Ele sabia que se demorasse muito perderia a chance de pegar a garota, então passou a fazer contas para enfiar no orçamento pelo menos o custo de duas latinhas de cerveja. Dez reais. Sexta e sábado. Vinte reais. E uma das latinhas era para ela.

Observando a mesa deles rapidamente, viu que havia porções de batata frita, ovos de codorna, salame… Já engrossava a conta. Digamos que dividissem, não sairia menos de vinte e cinco reais cada um. Se tivesse que pagar a parte dela, cinquenta. Dois dias, cem reais. Era 50% do que recebia do seguro desemprego. Se deixasse de pagar a luz, o gás… Tomaria banho frio, comeria arroz cozido em uma fogueira no quintal. Mesmo assim não sobraria muito.

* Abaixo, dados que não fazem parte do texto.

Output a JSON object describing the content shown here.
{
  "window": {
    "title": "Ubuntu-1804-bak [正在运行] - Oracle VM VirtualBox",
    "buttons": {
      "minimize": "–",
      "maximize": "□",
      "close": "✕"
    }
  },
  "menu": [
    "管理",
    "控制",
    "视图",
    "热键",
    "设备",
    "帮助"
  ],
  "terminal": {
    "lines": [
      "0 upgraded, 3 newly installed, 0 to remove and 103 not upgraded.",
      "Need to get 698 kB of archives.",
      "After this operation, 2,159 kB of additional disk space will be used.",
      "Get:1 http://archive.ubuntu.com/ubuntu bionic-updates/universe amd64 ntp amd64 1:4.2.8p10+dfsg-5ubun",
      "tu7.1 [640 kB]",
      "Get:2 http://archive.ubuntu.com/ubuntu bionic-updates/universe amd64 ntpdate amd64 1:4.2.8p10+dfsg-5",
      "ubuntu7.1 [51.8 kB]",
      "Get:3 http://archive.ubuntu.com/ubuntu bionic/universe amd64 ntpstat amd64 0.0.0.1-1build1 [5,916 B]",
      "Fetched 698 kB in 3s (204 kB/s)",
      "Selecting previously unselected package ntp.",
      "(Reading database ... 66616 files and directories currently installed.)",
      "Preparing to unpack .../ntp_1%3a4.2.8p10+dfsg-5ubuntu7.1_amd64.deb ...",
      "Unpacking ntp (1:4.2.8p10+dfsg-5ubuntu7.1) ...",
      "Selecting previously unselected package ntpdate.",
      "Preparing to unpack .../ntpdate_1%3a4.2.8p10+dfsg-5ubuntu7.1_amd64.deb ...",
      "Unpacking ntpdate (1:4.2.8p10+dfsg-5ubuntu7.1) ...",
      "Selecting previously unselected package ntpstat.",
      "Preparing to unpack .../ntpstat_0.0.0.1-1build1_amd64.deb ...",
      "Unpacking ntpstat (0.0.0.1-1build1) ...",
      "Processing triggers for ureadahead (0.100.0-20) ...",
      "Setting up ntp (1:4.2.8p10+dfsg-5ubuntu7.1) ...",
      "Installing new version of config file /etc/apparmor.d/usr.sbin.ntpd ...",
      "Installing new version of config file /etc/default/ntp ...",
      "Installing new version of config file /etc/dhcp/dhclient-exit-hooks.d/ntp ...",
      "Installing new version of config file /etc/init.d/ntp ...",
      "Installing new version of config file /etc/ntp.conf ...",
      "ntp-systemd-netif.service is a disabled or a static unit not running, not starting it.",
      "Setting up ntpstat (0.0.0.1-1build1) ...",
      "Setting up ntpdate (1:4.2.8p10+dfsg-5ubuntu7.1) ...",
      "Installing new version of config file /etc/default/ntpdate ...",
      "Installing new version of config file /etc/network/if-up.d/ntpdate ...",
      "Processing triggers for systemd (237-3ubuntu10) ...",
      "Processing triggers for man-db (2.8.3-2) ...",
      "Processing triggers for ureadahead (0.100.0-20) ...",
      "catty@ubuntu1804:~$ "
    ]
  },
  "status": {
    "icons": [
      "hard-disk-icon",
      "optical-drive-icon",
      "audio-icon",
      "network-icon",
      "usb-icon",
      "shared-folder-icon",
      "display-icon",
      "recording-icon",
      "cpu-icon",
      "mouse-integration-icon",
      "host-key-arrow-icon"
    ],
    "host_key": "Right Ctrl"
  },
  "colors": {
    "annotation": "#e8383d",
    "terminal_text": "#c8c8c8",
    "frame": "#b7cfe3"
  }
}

E se começasse a dar certo, motel nem pensar! No quartinho em que morava tinha uma cama de solteiro, dessas de campanha que comprara de um ex-soldado. Rangia pra caramba!

O desespero tomou conta do homem apaixonado. Saía cedo para procurar emprego, voltava tarde, e nada. Um dia parou em um bar para tomar um copo d’água da torneira, grátis, a televisão estava ligada no jornal, e a presidente da época discursava sobre a genial ideia de estocar vento.

Pensativo, voltou para o cafofo e fez mais contas. Ao comprar dois quilos de arroz no mercado, uma lata de óleo, sal e tempero, podia discretamente pegar saquinhos plásticos a mais, disfarçadamente. Encheria as sacolinhas com ar, fecharia bem e se posicionaria na esquina da estação de trem, sorrindo e oferecendo aos passantes sacos de oxigênio puro. Por dois reais poderiam levar para as suas casas um saquinho de oxigênio puro, sem partículas nocivas, sem ácaros, sem fuligem. Poderiam respirar profundamente, fortalecer o corpo e dormir melhor apenas respirando ar direto de Campos do Jordão!

Nem ele acreditou quando esgotou o conteúdo que levara, retornando para casa com doze reais! A alegria era tanta que mal dormiu! Agora era um empresário do ramo do oxigênio. Passou no salão de beleza, e, timidamente confirmou a presença no bar com a moça na sexta-feira vindoura. Tirasse doze reais por dia, na sexta à noite seria o rei do bar! Pediria um frango assado para impressioná-la, e compraria camisinhas. Duas!

Quando chegou quinta-feira ele era só dentes para fora, sorrindo a toa. Cento e três reais! A postura mudara, mais um dia e poderia até comprar uma sandália havaianas para ir ao encontro.

Na sexta ele chegou cedo ao ponto, esperava vender mais e sair por volta das cinco horas para se preparar adequadamente. A falta de sorte típica dos pobres aconteceu quinze minutos antes das cinco. Três barbudos de camiseta vermelha se aproximaram e apresentaram uma carteirinha. Fiscais da prefeitura. Teria que apresentar o atestado de liberação para vender ali, o que quer que fosse. Ele não tinha! Na verdade, era o primeiro a seguir a ideia da presidente e estocar vento.

Os fiscais lamentaram, mas confiscariam o produto e o dinheiro que amealhara. E ele devia se dar por sortudo, daquela vez não o prenderiam. Tristeza. O sonho fora destruído de uma vez! Nada de frango assado, nada de namorada. O governo dá, o governo tira.

Voltou à sua vida lamacenta, enterrado em depressão e baixa estima. O ódio só martelava a sua pobre cabeça sem cérebro. Na próxima eleição teria a sua vingança.